La politique d’Ortega, c’est aussi cet énorme projet de canal au Nicaragua…
Oui. Cela fait maintenant dix ans qu’Ortega a fait passer la loi permettant de creuser ce canal, qui doit à terme relier le Pacifique et l’Atlantique, comme le canal de Panama le fait déjà. C’est une autre facette de l’autoritarisme du régime, une facette qui s’attaque spécifiquement à diverses communautés, principalement rurales. Un important mouvement paysan a cherché à s’opposer à ce projet, et à travers lui, au régime lui-même ; mais il a subi des persécutions extrêmement violentes. Bien avant le tournant de 2018, d’ailleurs. À cette époque déjà, ce projet mettait en évidence l’hyper-centralisation du pouvoir, qui a pu imposer cette loi alors que la population y était très largement opposée. Mais pour l’instant, le projet reste au point mort. [1]
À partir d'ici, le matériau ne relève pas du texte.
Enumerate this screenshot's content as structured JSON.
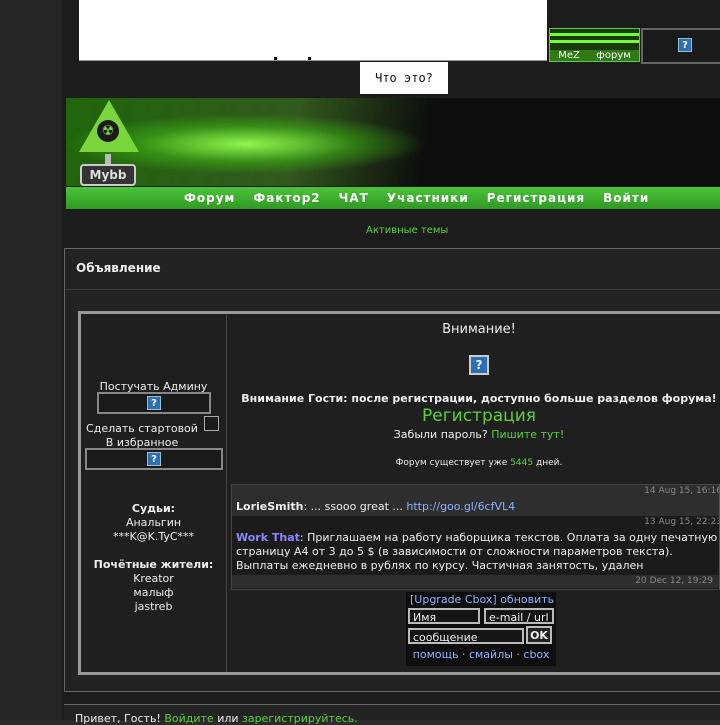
{
  "top": {
    "mini_banner_left": "MeZ",
    "mini_banner_right": "форум",
    "whatis_label": "Что это?",
    "q_icon": "?"
  },
  "logo": {
    "plate": "Mybb",
    "symbol": "☢"
  },
  "nav": {
    "items": [
      "Форум",
      "Фактор2",
      "ЧАТ",
      "Участники",
      "Регистрация",
      "Войти"
    ]
  },
  "active_topics": "Активные темы",
  "announcement": {
    "title": "Объявление",
    "left": {
      "knock_admin": "Постучать Админу",
      "make_start": "Сделать стартовой",
      "favorites": "В избранное",
      "judges_title": "Судьи:",
      "judges": [
        "Анальгин",
        "***K@K.TyC***"
      ],
      "honored_title": "Почётные жители:",
      "honored": [
        "Kreator",
        "малыф",
        "jastreb"
      ]
    },
    "right": {
      "attention": "Внимание!",
      "guest_notice": "Внимание Гости: после регистрации, доступно больше разделов форума!",
      "register": "Регистрация",
      "forgot_prefix": "Забыли пароль?",
      "forgot_link": "Пишите тут!",
      "exists_prefix": "Форум существует уже",
      "exists_days": "5445",
      "exists_suffix": "дней."
    }
  },
  "cbox": {
    "messages": [
      {
        "time": "14 Aug 15, 16:16",
        "author": "LorieSmith",
        "text": ": ... ssooo great ... ",
        "link": "http://goo.gl/6cfVL4"
      },
      {
        "time": "13 Aug 15, 22:23",
        "author": "Work That",
        "text": ": Приглашаем на работу наборщика текстов. Оплата за одну печатную страницу А4 от 3 до 5 $ (в зависимости от сложности параметров текста). Выплаты ежедневно в рублях по курсу. Частичная занятость, удален"
      },
      {
        "time": "20 Dec 12, 19:29"
      }
    ],
    "upgrade": "[Upgrade Cbox]",
    "refresh": "обновить",
    "name_placeholder": "Имя",
    "email_placeholder": "e-mail / url",
    "message_placeholder": "сообщение",
    "ok": "OK",
    "help": "помощь",
    "smilies": "смайлы",
    "cbox": "cbox"
  },
  "footer": {
    "greeting": "Привет, Гость!",
    "login": "Войдите",
    "or": "или",
    "register": "зарегистрируйтесь."
  }
}
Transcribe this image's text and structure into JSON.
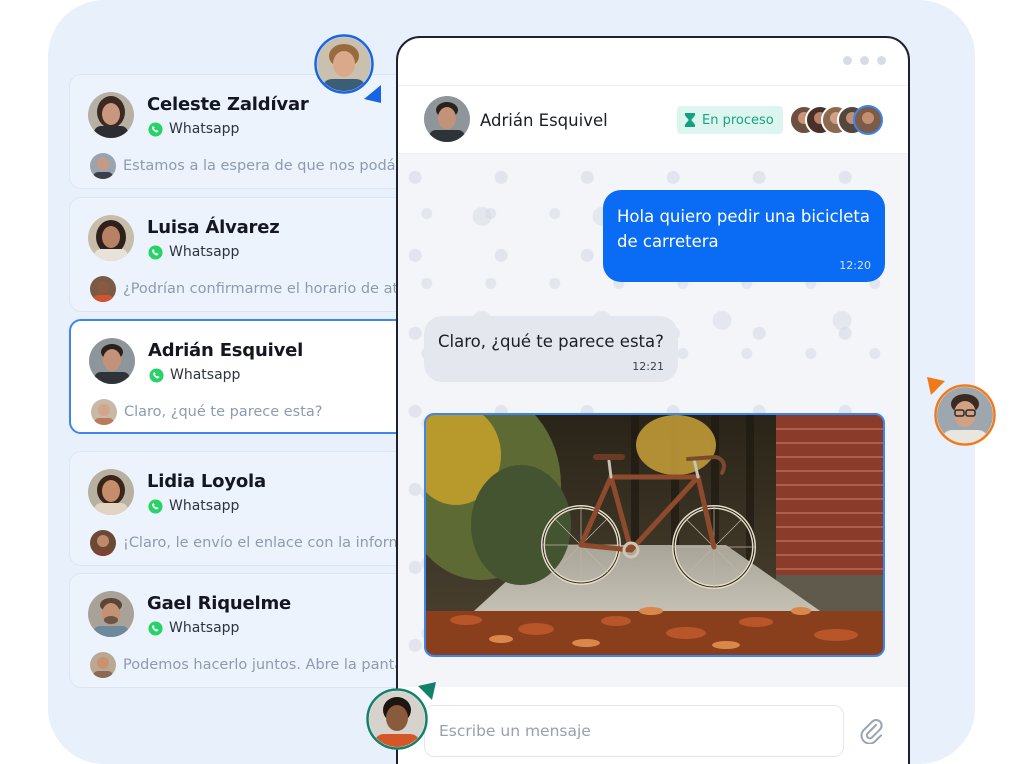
{
  "contacts": [
    {
      "name": "Celeste Zaldívar",
      "channel": "Whatsapp",
      "preview": "Estamos a la espera de que nos podáis"
    },
    {
      "name": "Luisa Álvarez",
      "channel": "Whatsapp",
      "preview": "¿Podrían confirmarme el horario de atención?"
    },
    {
      "name": "Adrián Esquivel",
      "channel": "Whatsapp",
      "preview": "Claro, ¿qué te parece esta?"
    },
    {
      "name": "Lidia Loyola",
      "channel": "Whatsapp",
      "preview": "¡Claro, le envío el enlace con la información"
    },
    {
      "name": "Gael Riquelme",
      "channel": "Whatsapp",
      "preview": "Podemos hacerlo juntos. Abre la pantalla"
    }
  ],
  "chat": {
    "contact_name": "Adrián Esquivel",
    "status": "En proceso",
    "messages": [
      {
        "direction": "outgoing",
        "text": "Hola quiero pedir una bicicleta de carretera",
        "time": "12:20"
      },
      {
        "direction": "incoming",
        "text": "Claro, ¿qué te parece esta?",
        "time": "12:21"
      },
      {
        "direction": "incoming",
        "type": "image",
        "description": "bicycle-photo"
      }
    ],
    "composer": {
      "placeholder": "Escribe un mensaje"
    }
  },
  "colors": {
    "brand_blue": "#0a6cf5",
    "active_border": "#3d86ef",
    "whatsapp_green": "#25d366",
    "status_bg": "#dcf5ee",
    "status_text": "#1aa383",
    "cursor_blue": "#1565e6",
    "cursor_orange": "#f07a1a",
    "cursor_green": "#12806a"
  },
  "icons": {
    "channel": "whatsapp-icon",
    "status": "hourglass-icon",
    "attach": "paperclip-icon",
    "window": "window-dots-icon"
  }
}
Les organisations du mouvement social sont contraintes de fonctionner en exil, mais elles conservent une base sociale dans le pays. La population résiste !
Qui résiste, aujourd’hui, au Nicaragua ?
Les organisations du mouvement social sont contraintes de fonctionner en exil, mais elles conservent une base sociale dans le pays. La population résiste, y compris les personnes qui sont restées éloignées des espaces politiques ; mais, conséquence de la violence étatique, cette résistance s’est faite plus silencieuse. Aujourd’hui, elle s’articule principalement autour d’un journalisme populaire, clandestin, pour dénoncer l’arbitraire de la dictature. Les gens luttent en relayant les informations vers des médias indépendants, basés à l’étranger ; et ceux-ci peuvent ainsi accomplir leur mission, devenue irréalisable à l’intérieur des frontières.
Et en-dehors ? Que peut la solidarité internationale ?
De n’importe où, on peut réaliser des actions d’ampleur mondiale. Dénoncez Ortega devant les organismes internationaux. Interpellez les organisations de défense des droits humains. Impulsez des campagnes de soutien. Il faut que le monde prenne conscience que les droits humains sont piétinés au Nicaragua.